The Securities Act of 1933 and the Securities Exchange Act of 1934, passed in the wake of the Great Crash of 1929, are the principal securities laws enforced by the Securities and Exchange Commission (SEC). Among the rules encoded in those laws are restrictions against unreported insider trading. SEC Form 4 is used by corporate insiders to report their transfers of company-related stock or derivatives in accordance with the law.
When and Where to File
SEC Form 4 is used to declare changes in beneficial ownership of securities or derivatives of a company by insiders of that company. An insider is defined any director, officer or owner of more than 10 percent of any class of shares (common, preferred, and so on.) in the company. Beneficial ownership includes stock owned in one's name as well as indirectly through trusts or other arrangements (as defined in Section 13 of the Securities Exchange Act of 1934 and Rule 16a). Even after termination of insider status, the obligation to file Form 4 can persist (pursuant to Rule 16a-3(f)). The form must be filed electronically with the SEC's EDGAR system before the end of the second business day following the day on which the change in beneficial ownership occurred.

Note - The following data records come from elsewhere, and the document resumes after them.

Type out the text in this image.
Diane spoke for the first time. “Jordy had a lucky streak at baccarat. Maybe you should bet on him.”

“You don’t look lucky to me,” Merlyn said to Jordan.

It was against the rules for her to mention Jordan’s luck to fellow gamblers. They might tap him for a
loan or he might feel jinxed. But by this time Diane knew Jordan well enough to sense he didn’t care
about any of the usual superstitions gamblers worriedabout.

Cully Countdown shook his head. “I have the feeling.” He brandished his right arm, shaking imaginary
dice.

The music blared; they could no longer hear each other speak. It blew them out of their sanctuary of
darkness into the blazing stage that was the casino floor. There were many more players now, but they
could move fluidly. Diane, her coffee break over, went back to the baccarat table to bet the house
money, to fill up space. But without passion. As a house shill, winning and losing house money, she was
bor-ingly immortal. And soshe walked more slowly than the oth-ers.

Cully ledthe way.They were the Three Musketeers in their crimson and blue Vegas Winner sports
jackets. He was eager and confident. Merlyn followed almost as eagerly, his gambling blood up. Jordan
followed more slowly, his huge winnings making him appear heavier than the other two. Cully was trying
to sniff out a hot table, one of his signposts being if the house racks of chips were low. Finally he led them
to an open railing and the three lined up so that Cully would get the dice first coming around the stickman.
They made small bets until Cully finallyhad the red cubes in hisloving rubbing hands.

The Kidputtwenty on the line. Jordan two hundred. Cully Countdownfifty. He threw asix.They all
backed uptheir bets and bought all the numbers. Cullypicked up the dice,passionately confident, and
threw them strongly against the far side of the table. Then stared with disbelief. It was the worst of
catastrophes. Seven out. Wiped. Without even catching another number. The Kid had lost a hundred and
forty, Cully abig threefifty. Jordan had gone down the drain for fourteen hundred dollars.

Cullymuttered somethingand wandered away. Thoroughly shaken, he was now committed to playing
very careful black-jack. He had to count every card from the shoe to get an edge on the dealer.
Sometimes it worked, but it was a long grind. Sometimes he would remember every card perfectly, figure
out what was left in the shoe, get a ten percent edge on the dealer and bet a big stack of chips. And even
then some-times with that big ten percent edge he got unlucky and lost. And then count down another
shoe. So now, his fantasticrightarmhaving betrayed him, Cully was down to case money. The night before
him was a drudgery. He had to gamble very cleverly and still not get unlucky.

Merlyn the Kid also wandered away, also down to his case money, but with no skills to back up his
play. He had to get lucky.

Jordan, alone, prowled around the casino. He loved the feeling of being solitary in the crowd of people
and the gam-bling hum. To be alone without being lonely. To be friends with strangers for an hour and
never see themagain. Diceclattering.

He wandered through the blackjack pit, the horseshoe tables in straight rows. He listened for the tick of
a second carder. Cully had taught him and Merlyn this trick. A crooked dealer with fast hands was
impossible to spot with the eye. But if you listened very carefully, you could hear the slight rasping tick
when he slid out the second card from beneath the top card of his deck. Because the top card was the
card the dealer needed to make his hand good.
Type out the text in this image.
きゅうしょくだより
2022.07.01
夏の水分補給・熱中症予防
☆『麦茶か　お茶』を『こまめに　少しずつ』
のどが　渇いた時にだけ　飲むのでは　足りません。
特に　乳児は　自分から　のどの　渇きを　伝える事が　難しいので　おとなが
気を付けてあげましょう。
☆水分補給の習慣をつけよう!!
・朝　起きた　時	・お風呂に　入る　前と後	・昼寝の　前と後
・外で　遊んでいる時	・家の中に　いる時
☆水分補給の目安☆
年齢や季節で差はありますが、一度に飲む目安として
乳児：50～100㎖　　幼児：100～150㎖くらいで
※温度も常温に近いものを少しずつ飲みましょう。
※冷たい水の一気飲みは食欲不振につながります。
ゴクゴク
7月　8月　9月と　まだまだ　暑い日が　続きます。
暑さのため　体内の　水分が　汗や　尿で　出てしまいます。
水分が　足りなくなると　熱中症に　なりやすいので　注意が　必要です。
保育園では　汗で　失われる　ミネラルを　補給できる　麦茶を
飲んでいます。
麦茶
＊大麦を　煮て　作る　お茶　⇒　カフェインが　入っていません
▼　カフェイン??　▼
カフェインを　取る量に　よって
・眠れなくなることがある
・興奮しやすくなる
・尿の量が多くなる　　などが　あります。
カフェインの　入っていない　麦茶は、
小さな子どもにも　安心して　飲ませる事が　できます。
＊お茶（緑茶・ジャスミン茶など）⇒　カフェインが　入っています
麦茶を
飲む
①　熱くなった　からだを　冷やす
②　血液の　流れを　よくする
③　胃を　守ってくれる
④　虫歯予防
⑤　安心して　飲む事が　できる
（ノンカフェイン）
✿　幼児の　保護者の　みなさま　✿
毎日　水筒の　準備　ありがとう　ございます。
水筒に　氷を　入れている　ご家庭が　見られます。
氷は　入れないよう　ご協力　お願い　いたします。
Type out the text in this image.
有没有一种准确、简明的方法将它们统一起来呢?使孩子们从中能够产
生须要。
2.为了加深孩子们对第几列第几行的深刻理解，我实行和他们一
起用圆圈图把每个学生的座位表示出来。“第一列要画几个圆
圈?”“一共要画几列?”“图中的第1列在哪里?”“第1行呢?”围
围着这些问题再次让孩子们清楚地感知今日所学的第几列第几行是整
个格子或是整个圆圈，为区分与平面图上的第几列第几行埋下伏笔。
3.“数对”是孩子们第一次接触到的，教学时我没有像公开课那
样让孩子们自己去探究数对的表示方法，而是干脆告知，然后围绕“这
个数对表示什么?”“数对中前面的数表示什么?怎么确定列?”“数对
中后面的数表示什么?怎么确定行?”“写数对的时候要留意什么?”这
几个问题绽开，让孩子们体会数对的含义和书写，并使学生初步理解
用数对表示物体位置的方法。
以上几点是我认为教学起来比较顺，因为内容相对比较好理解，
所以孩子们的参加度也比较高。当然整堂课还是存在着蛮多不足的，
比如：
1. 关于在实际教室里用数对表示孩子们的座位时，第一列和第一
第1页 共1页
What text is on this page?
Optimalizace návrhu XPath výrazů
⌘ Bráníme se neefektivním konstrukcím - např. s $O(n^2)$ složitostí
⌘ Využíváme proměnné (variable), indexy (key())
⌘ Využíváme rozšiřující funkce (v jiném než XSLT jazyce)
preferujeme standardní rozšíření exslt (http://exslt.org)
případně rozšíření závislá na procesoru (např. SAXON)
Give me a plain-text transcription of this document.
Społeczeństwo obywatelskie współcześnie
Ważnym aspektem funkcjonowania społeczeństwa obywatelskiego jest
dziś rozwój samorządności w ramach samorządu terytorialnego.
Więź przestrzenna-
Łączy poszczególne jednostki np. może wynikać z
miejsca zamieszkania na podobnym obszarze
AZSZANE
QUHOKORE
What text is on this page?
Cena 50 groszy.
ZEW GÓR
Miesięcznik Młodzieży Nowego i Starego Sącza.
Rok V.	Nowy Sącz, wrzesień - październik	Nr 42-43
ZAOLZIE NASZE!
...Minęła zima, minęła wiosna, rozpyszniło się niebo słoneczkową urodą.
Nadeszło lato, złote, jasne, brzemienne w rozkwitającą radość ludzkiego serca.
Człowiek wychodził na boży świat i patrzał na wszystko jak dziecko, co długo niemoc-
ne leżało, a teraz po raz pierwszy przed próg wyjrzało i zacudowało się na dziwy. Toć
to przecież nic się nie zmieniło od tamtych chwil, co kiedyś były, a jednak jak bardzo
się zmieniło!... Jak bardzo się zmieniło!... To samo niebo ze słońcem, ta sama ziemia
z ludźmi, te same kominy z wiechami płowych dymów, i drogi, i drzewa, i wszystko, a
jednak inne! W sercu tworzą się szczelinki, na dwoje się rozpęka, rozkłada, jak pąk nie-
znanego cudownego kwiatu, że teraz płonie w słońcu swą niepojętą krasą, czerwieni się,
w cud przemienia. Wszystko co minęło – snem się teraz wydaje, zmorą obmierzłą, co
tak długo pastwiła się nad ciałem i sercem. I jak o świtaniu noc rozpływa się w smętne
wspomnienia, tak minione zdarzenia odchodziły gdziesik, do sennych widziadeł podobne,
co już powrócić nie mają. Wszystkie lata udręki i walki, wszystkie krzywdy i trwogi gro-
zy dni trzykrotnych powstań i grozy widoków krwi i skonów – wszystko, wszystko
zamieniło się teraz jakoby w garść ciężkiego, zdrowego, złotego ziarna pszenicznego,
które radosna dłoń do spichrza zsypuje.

Reporting Securities and Price
An insider or other person obliged to file Form 4 must do so for any non-exempt transfer of any company stock or derivatives (such as stock options), even if the securities themselves are a class exempted from registration under Section 12 of the Securities Exchange Act. The class of shares must be clearly identified on the form, and, when reporting transfers, both the price received per share and the aggregate price of the transaction must be reported. If consideration other than cash was received, a description including value must be included. The remaining number of shares beneficially owned after the transaction must be listed in column 5 for each transaction, and can be listed in either number of shares or face amount (if bonds or other debt).
Column 3 of Form 4 is used to record the nature of the transaction. The space is suited only for the entry of the appropriate code, which are grouped by type. P (for open market or private purchase of stock), S (open market or private sale of stock) and V (for voluntary early reporting of a future transaction) are the general transaction codes. Transaction reportable under Rule 16b-3 are coded as either A (grant or award), D (sale back to the issuer), F (payment of fee or tax through transfer or withholding of securities), I (discretionary transaction, like a market order), or M (exercise of stock option conversion). Additional codes exist for other types of transactions.